View Full Version : FIRST Summary?
team1852
03-04-2006, 21:52
Hello
I heard that teams must submit some sort of a summary to the FIRST organization. What exactly should be included in this summary and where should it be sent? Any details shedding light on this would greatly be appreciated.
-Team 1852
irishninja
03-04-2006, 22:03
If you are talking about the engineering summary, that is due soon. For teams that are eligible, i believe there are five different awards you can win to be eligible, they can submit drawings, cad files, pictures, and descriptions of an engineering part of their robot for a FIRST robotics book soon to be published.
Hello
I heard that teams must submit some sort of a summary to the FIRST organization. What exactly should be included in this summary and where should it be sent? Any details shedding light on this would greatly be appreciated.
-Team 1852
Let's see. There are two summaries that you can submit. One is a yearbook page. I don't know the details, but it's probably in the manual--Section 7 or Section 8 would be good starting points. The other is the book publishing one. If you haven't won one of the awards (all of which are technical) to qualify, don't worry about it. If you did, then you have one month to the day to write and submit everything asked for (detailed in Section 10 of the manual). I'm not sure if either is required, but if either is, it's the yearbook.
robochick1319
04-04-2006, 07:49
We are qualified to submit to the book as well. (Congrats to y'all) I believe (and this IS in the manual on FIRSTs website) that you must submit pictures of your robot alongside a biography if you will depicting your design and implementation of the actual machine.
(i.e. sketches, drawings, parts lists, build processes, etc.)
I think it should be mainly based on the ROBOT itself since that is the reason your in the book.
BTW which award did you win? :)
dhitchco
04-04-2006, 08:44
you must submit pictures of your robot alongside a biography
Getting GOOD photos of your robot itself is a MUST and is sometimes forgotten at the regional events and is typically forgotten in the rush to get the robot shipped.
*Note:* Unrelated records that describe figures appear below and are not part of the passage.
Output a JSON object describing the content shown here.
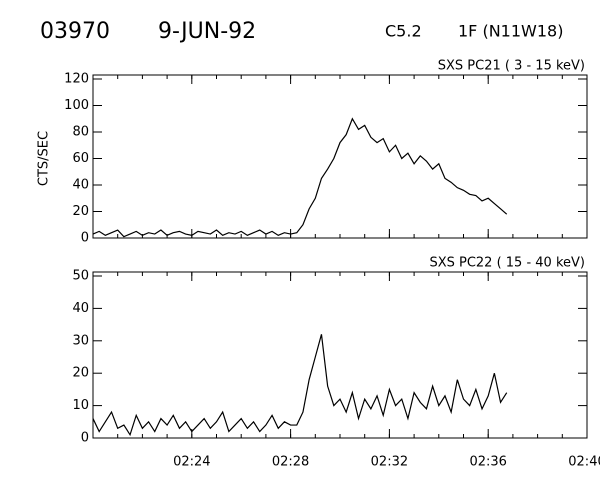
{
  "header": {
    "id": "03970",
    "date": "9-JUN-92",
    "class": "C5.2",
    "flare": "1F (N11W18)"
  },
  "chart_data": [
    {
      "type": "line",
      "title": "SXS PC21  (  3 - 15 keV)",
      "ylabel": "CTS/SEC",
      "color": "#000000",
      "x": [
        20,
        20.25,
        20.5,
        20.75,
        21,
        21.25,
        21.5,
        21.75,
        22,
        22.25,
        22.5,
        22.75,
        23,
        23.25,
        23.5,
        23.75,
        24,
        24.25,
        24.5,
        24.75,
        25,
        25.25,
        25.5,
        25.75,
        26,
        26.25,
        26.5,
        26.75,
        27,
        27.25,
        27.5,
        27.75,
        28,
        28.25,
        28.5,
        28.75,
        29,
        29.25,
        29.5,
        29.75,
        30,
        30.25,
        30.5,
        30.75,
        31,
        31.25,
        31.5,
        31.75,
        32,
        32.25,
        32.5,
        32.75,
        33,
        33.25,
        33.5,
        33.75,
        34,
        34.25,
        34.5,
        34.75,
        35,
        35.25,
        35.5,
        35.75,
        36,
        36.25,
        36.5,
        36.75
      ],
      "series": [
        {
          "values": [
            3,
            5,
            2,
            4,
            6,
            1,
            3,
            5,
            2,
            4,
            3,
            6,
            2,
            4,
            5,
            3,
            2,
            5,
            4,
            3,
            6,
            2,
            4,
            3,
            5,
            2,
            4,
            6,
            3,
            5,
            2,
            4,
            3,
            4,
            10,
            22,
            30,
            45,
            52,
            60,
            72,
            78,
            90,
            82,
            85,
            76,
            72,
            75,
            65,
            70,
            60,
            64,
            56,
            62,
            58,
            52,
            56,
            45,
            42,
            38,
            36,
            33,
            32,
            28,
            30,
            26,
            22,
            18
          ]
        }
      ],
      "xlim": [
        20,
        40
      ],
      "xticks": [
        24,
        28,
        32,
        36,
        40
      ],
      "ylim": [
        0,
        120
      ],
      "yticks": [
        0,
        20,
        40,
        60,
        80,
        100,
        120
      ]
    },
    {
      "type": "line",
      "title": "SXS PC22  ( 15 - 40 keV)",
      "color": "#000000",
      "x": [
        20,
        20.25,
        20.5,
        20.75,
        21,
        21.25,
        21.5,
        21.75,
        22,
        22.25,
        22.5,
        22.75,
        23,
        23.25,
        23.5,
        23.75,
        24,
        24.25,
        24.5,
        24.75,
        25,
        25.25,
        25.5,
        25.75,
        26,
        26.25,
        26.5,
        26.75,
        27,
        27.25,
        27.5,
        27.75,
        28,
        28.25,
        28.5,
        28.75,
        29,
        29.25,
        29.5,
        29.75,
        30,
        30.25,
        30.5,
        30.75,
        31,
        31.25,
        31.5,
        31.75,
        32,
        32.25,
        32.5,
        32.75,
        33,
        33.25,
        33.5,
        33.75,
        34,
        34.25,
        34.5,
        34.75,
        35,
        35.25,
        35.5,
        35.75,
        36,
        36.25,
        36.5,
        36.75
      ],
      "series": [
        {
          "values": [
            6,
            2,
            5,
            8,
            3,
            4,
            1,
            7,
            3,
            5,
            2,
            6,
            4,
            7,
            3,
            5,
            2,
            4,
            6,
            3,
            5,
            8,
            2,
            4,
            6,
            3,
            5,
            2,
            4,
            7,
            3,
            5,
            4,
            4,
            8,
            18,
            25,
            32,
            16,
            10,
            12,
            8,
            14,
            6,
            12,
            9,
            13,
            7,
            15,
            10,
            12,
            6,
            14,
            11,
            9,
            16,
            10,
            13,
            8,
            18,
            12,
            10,
            15,
            9,
            13,
            20,
            11,
            14
          ]
        }
      ],
      "xlim": [
        20,
        40
      ],
      "xticks": [
        {
          "value": 24,
          "label": "02:24"
        },
        {
          "value": 28,
          "label": "02:28"
        },
        {
          "value": 32,
          "label": "02:32"
        },
        {
          "value": 36,
          "label": "02:36"
        },
        {
          "value": 40,
          "label": "02:40"
        }
      ],
      "ylim": [
        0,
        50
      ],
      "yticks": [
        0,
        10,
        20,
        30,
        40,
        50
      ]
    }
  ]
}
We (team 1511) will be bringing our large chromakey green screen backdrop to the pits in Atlanta this year (look for it hanging on some wall near the practice field).
The green-screen background is good for robot and team photos since you can drop-out the background easily and subsitute the colors of your team, or a school background photo, etc. The chromakey can also be used for picture-in-picture video ala the weatherman on TV.
We've taken some good green screen photos of our robot for the book submission as well. Visit our many photo collections at rollingthunder.smugmug.com
Tim Baird
04-04-2006, 09:16
We've taken some good green screen photos of our robot for the book submission as well. Visit our many photo collections at rollingthunder.smugmug.com
We had this same problem, we had a bunch of photos of our robot before we shipped it, but none against a plain backdrop (page 3 of section 10).
FYI, though, the manual specifically says a WHITE background. The green will look cool, but you might want to take some on a white area too. At Boston we found a big white wall in the pits and took some pictures before we crated up for Atlanta.
Tim Baird
04-04-2006, 09:18
We had this same problem, we had a bunch of photos of our robot before we shipped it, but none against a plain backdrop (page 3 of section 10).
FYI, though, the manual specifically says a WHITE background. The green will look cool, but you might want to take some on a white area too. At Boston we found a big white wall in the pits and took some pictures before we crated up for Atlanta.
I type quicker than I read sometimes. Your Chromakey background will be great and you can just edit later, but, for most teams that don't have access to that, you should stick to a white drape, wall, bedsheet, etc.